Macbeth
Macbeth de William Shakespeare (création en France).Mise en scène Declan Donnellan, scénographie Nick Ormerod.
Declan Donnellan a beau être né en Angleterre de parents irlandais, il ne rechigne pas à monter une pièce écossaise. Et avec sa compagnie Cheek by Jowl, il n’a cessé de reprendre depuis sa création en 1981 le répertoire britannique, et surtout Shakespeare. Le théâtre des Gémeaux de Sceaux connaît depuis longtemps la qualité du travail de ce metteur en scène, et Macbeth fait l’objet d’un cinquième accueil.
La renommée de la compagnie Cheek by Jowl n’est pas usurpée, elle qui, pour ce Macbeth, a distingué l’essentiel de l’accessoire : aucun décor, aucun objet. Fi des dagues, poignards, lettres, diamant ou autres coupes. Les costumes sont eux aussi réduits au plus simple appareil : pour les hommes, des tenues de style militaire noires; pour Lady Macbeth, une robe noire, pour Lady Macduff, un tailleur noir.
Mais aussi des murs noirs, un sol noir, et à cour et à jardin, de hauts lambris noirs, couleur du deuil, du mal, et de l’âme des damnés. Derrière ces planches s’allumeront parfois des lumières aux teintes de feu, comme pour rappeler l’enfer dans lequel les personnages sont pris au piège. Dans une société d’ultra haute technologie et d’abondance, Declan Donnellan a pris le parti de resserrer l’attention sur le principal : le texte, et son interprétation. Entendre du Shakespeare en langue originale, déclamé avec force et vigueur, offre un plaisir sans égal ! La prédiction des sorcières dans la brume, glaçante, vaut son pesant d’or.
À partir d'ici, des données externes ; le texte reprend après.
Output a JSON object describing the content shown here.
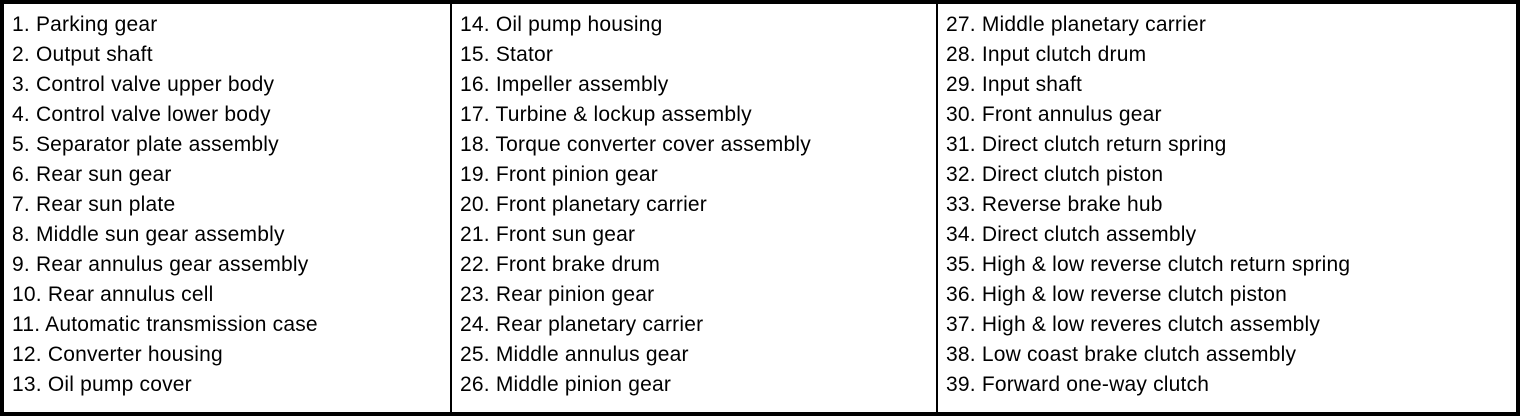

Les Français intellectualisent le jeu, mais les Britanniques jouent avec leurs tripes, d’où une interprétation d’une force exceptionnelle : le couple machiavélique, dévoré d’ambition, est aussi torturé que passionné. Macbeth n’est pas tranquille, lui qui « a tué le sommeil ». Littéralement dévoré par l’angoisse et le remords, l’usurpateur est rattrapé par le mal et se livre à un bain de sang. Seul Banquo, cet homme qui n’est pas « né d’une femme », mettra fin à sa folie barbare en le tuant. Lady Macbeth, d’abord séductrice et instigatrice du crime, forte et déterminée, sombre dans la folie puis la mort. L’excellence du jeu s’appuie sur des partis pris de mise en scène originaux. C’est Duncan qui porte des lunettes noires comme un aveugle, et qui ne verra clair dans le jeu de Macbeth qu’une fois assassiné, réapparaissant sous forme de spectre. C’est l’ensemble des comédiens qui seront présents sur scène tout au long du spectacle, dans l’ombre et immobiles, témoins invisibles des crimes les plus crapuleux, incarnation de la mauvaise conscience ou des démons intérieurs qui rongent les assassins. Mais, à l’occasion d’un banquet, ils sont le violon et le tambour qui accompagnent les chants et les danses. C’est la portière dans sa loge qui accueille Macduff, fardée comme une voiture volée, habillée très court et de rose fuchsia, des bijoux breloques en veux-tu en voilà, vulgaire, buvant de la bière, aguicheuse, mais pas bien méchante. Un clin d’œil so british. Car ce Macbeth est aussi une ode à la jeunesse et au Royaume-Uni : certains comédiens interprétant les barons frappent par leur très jeune âge, visible à leur visage adolescent et leur coiffure branchée. Et lorsqu’en chœur, ils crient pour célébrer leur nouveau roi et le soulever dans les airs, ils sont les supporters de la Manchester United.
En Angleterre, on ne se lasse pas de jouer Shakespeare. On peut le comprendre : ce beau spectacle de Declan Donnellan nous montre que l’on peut être révolutionnaire avec de l’ancien, captivant avec une économie de moyens. Une démarche qui donne à réfléchir.
Barbara Petit
Jusqu’ au 21 février au théâtre des Gémeaux de Sceaux. Et de février à mai à Berlin, Lyon, La Haye, Londres, Luxembourg, Milan, Brighton,et Lille.